Patients with total calcium levels above 14 to 16 mg/dL are usually very weak, lethargic, and confused. Coma is uncommon, but calcium levels should probably be determined in any patient with coma of unknown etiology. Polyuria, in spite of polydipsia, tends to cause increasing volume depletion. Weariness and weakness are common with hypercalcemia. Polyuria and polydipsia are due to impaired renal tubular reabsorption of water. Total calcium levels above 15.0 mg/dL may cause somnolence, stupor, and even coma.
A mnemonic sometimes used for the signs and symptoms of hypercalcemia is stones (renal calculi), bones (osteolysis), moans (psychiatric disorders), and groans (peptic ulcer disease and pancreatitis). The most common gastrointestinal symptoms are anorexia and constipation, but these are very nonspecific.
Hypercalcemia should be suspected in patients with extensive metastatic bone disease, particularly if the primary site involves the breast, lungs, or kidneys, and in individuals with combinations of clinical problems such as renal calculi, pancreatitis, or ulcer disease. As with hypocalcemia, ionized calcium levels should be measured and/or total calcium levels should be correlated with serum proteins. If a patient is hypoproteinemic, total calcium levels may be normal or low in spite of increased ionized calcium levels.
On ECG, hypercalcemia may be associated with depressed ST segments, widened T waves, and shortened ST segments and QT intervals. Bradyarrhythmias may occur, and bundle branch patterns may progress to second-degree block and then complete heart block. Levels above 20 mg/dL may cause cardiac arrest.

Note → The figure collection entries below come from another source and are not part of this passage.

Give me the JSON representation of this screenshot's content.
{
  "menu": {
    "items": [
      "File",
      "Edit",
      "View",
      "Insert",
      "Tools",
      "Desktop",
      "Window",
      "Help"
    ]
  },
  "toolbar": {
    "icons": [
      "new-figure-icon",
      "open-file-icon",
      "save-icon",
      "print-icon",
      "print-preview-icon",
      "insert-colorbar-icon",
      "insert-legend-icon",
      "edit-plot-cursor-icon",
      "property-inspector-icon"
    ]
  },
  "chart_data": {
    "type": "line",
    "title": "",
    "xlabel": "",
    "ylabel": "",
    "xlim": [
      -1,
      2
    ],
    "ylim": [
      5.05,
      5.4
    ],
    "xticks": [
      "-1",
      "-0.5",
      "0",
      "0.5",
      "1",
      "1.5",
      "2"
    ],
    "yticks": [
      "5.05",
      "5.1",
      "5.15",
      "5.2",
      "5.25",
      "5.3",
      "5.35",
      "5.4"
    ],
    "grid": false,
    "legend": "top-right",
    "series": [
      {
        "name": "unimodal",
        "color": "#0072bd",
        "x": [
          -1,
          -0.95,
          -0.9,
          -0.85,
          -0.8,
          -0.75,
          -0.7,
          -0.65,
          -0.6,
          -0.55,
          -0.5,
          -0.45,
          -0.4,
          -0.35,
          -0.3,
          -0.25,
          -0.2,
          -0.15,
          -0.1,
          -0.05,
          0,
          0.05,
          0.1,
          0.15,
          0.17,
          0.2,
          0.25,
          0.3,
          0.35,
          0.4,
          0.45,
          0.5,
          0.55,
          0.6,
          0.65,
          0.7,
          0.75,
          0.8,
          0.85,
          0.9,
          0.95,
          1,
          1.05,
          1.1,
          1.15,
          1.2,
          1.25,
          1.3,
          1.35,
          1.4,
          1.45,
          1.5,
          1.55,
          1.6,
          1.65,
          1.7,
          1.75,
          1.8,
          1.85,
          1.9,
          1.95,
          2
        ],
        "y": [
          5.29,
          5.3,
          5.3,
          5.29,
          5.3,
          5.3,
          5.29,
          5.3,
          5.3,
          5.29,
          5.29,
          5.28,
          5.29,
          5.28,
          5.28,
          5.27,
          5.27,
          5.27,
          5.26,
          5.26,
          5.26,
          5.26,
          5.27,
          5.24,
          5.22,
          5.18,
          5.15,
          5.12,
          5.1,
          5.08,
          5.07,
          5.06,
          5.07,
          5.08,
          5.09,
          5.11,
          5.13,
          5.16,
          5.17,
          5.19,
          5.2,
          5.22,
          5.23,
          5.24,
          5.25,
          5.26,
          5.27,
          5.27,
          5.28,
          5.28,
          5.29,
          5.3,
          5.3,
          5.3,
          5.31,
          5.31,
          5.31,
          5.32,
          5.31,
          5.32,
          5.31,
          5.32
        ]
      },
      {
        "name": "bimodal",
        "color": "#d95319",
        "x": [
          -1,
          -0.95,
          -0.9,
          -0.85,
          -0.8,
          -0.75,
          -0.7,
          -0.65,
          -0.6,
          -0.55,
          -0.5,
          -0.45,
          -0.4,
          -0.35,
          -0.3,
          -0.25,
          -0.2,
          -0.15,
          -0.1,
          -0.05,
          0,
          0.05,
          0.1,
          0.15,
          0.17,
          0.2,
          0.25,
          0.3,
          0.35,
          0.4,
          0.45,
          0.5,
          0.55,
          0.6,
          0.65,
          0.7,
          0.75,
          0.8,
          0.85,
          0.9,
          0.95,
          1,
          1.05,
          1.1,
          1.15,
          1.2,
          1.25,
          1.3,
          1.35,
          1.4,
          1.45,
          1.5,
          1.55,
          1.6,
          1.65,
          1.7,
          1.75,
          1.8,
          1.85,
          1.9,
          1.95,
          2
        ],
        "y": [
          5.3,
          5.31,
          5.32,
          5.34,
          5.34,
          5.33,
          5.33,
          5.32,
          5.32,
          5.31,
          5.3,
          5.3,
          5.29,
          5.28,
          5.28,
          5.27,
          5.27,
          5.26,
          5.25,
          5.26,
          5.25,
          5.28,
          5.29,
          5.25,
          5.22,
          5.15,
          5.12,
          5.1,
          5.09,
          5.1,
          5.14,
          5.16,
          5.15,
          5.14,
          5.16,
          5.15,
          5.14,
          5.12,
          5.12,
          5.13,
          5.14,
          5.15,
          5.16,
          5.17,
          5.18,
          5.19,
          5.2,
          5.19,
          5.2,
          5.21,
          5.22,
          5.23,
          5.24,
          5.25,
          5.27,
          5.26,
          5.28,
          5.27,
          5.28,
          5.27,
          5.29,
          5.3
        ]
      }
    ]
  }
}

TREATMENT Up to one-third of patients with hypercalcemia have hypokalemia, and in those with malignant disease, more than half the patients may have hypokalemia. Some patients also have hypomagnesemia. The tendency toward hypokalemia and hypomagnesemia will be aggravated by diuresis and should be monitored carefully. A number of modalities are available to treat hypercalcemia (Xakleii2.3.-.1...i5). Mithramycin, calcitonin, and hydrocortisone should be used in severe cases. Mithramycin is a cytotoxic drug that suppresses bone resorption and calcium release from bone. It is infused over 3 h. It is particularly useful in patients with metastatic bone disease. Calcitonin is also an osteoclast inhibitor but less toxic than mithramycin. When used in conjunction with corticosteroids, resistance to calcitonin may be delayed. Glucocorticoids are useful in patients with sarcoidosis, vitamin A or D intoxication, multiple myeloma, leukemia, or breast cancer. They work by inhibiting bone resorption and gastrointestinal absorption of calcium. It is also postulated that they cause Ca 2+ to shift inside cells where it may become bound to mitochondria. Gallium nitrate has been approved for use in the United States. 6 It acts by decreasing the solubility of base crystals. It is administered in a dose of 200 mg/m2 added to 1 L of fluid in 24 h. It potentiates nephropathy and its use should be avoided in renal disease. Intravenous phosphates are no longer used.